Io quindi mi associo alla proposta, o, dirò meglio, alla preghiera che il signor marchese Pepoli rivolse al signor Brofferio perchè acconsenta che un voto di entusiasmo chiuda questa discussione, che sia la più eloquente delle risposte alle accuse ed alle insidie dei nostri nemici al di là dall’Alpi. (Applausi generali)
brofferio. Signori, sono avvezzo da antico a replicare alle faconde orazioni del signor Di Cavour, nè mi sarebbe difficile anche quest’oggi di ribattere una parte delle cose da lui dette sulle iniziative del Governo. Ma una ardente lotta in questo giorno potrebbe giudicarsi inopportuna ed improvvida (Bravo! Bene!); quindi in omaggio alla patria concordia mi interdico spontaneamente qualunque risposta. (Vivi applausi) Dichiaro inoltre che per assentimento della maggioranza di questa parte della Camera io ritiro la mia proposta, con riserva di sostenere il principio della sovranità nazionale quando il signor ministro ci porterà la legge da lui promessa. (Nuovi applausi)

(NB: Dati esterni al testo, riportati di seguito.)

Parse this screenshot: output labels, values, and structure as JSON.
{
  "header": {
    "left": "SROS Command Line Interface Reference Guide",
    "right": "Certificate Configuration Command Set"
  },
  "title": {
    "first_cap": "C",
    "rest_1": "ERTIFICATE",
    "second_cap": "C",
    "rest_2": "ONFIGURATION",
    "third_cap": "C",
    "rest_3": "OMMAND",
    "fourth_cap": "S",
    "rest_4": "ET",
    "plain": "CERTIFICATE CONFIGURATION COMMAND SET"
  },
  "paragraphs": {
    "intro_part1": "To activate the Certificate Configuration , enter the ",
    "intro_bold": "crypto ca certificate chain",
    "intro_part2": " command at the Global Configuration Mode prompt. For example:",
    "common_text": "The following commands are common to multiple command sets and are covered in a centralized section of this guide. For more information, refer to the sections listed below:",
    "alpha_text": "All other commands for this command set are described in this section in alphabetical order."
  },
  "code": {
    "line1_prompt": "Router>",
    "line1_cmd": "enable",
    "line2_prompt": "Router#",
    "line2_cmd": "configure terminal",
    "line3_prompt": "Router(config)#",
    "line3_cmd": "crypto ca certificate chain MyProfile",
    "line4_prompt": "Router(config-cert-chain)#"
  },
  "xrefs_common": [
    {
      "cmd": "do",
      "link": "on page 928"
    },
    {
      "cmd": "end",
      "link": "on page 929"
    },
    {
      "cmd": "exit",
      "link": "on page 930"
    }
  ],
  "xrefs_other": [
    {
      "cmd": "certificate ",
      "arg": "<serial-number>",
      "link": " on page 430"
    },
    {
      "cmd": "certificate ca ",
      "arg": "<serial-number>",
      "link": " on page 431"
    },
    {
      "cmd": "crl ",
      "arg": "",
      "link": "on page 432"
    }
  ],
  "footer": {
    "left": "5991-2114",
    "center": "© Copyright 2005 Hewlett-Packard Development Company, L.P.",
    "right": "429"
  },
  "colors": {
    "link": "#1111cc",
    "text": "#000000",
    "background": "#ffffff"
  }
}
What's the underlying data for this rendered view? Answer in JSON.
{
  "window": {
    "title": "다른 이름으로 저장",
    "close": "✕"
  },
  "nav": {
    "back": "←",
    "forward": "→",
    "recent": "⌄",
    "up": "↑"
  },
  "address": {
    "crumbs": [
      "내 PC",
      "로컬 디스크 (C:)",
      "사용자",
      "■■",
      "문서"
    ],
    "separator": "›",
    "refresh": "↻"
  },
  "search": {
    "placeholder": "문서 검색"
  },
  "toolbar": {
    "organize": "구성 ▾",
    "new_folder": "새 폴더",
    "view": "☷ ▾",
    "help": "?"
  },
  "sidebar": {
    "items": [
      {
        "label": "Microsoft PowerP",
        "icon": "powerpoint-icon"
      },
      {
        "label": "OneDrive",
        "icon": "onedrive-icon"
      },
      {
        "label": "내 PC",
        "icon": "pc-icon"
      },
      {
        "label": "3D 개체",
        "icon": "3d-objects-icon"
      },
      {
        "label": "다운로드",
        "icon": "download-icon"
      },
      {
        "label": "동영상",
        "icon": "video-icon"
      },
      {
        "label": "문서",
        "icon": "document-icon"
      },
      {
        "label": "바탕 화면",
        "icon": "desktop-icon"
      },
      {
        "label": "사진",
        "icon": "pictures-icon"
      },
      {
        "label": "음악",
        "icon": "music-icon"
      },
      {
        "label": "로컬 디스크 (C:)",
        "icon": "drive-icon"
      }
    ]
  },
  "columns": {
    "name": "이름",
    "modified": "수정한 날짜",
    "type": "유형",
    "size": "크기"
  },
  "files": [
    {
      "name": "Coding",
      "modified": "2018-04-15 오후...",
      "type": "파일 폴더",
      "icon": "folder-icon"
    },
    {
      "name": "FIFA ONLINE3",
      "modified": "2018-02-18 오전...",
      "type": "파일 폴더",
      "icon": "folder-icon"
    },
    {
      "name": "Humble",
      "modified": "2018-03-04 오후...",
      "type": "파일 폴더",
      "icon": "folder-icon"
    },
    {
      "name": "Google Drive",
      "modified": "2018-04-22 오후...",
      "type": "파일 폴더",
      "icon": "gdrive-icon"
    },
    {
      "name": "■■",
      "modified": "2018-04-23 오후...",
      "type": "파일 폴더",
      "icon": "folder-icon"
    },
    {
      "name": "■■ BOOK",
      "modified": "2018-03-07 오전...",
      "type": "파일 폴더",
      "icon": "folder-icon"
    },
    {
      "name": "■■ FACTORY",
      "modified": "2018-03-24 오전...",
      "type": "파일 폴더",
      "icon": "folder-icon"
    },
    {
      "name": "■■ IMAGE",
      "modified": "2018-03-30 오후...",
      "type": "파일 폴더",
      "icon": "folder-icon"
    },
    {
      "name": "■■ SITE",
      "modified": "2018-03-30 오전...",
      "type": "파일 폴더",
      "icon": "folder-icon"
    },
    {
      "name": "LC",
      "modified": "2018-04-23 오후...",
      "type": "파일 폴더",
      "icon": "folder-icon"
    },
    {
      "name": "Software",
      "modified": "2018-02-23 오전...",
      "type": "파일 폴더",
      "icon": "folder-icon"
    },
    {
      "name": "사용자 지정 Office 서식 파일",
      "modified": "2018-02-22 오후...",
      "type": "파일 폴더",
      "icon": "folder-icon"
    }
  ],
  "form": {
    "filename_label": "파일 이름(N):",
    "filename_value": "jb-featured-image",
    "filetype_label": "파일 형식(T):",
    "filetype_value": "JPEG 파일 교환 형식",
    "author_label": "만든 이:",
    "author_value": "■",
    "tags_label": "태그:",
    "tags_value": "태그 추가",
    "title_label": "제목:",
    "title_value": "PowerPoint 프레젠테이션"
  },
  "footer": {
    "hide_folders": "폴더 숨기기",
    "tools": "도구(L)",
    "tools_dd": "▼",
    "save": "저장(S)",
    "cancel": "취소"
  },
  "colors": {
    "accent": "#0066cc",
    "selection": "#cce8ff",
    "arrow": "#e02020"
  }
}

Molte voci. Ai voti! ai voti!
presidente. Darò lettura dell’articolo unico del progetto di legge.
bixio. Domando la parola.
Molte voci. Ai voti! ai voti!
ranieri. Proporrei che si votasse per acclamazione.
Voci. Ai voti! ai voti!
presidente. Non si può votare per acclamazione. Metto ai voti l’articolo unico della legge:
«Il Re Vittorio Emanuele II assume per sè e suoi successori il titolo di Re d’Italia.»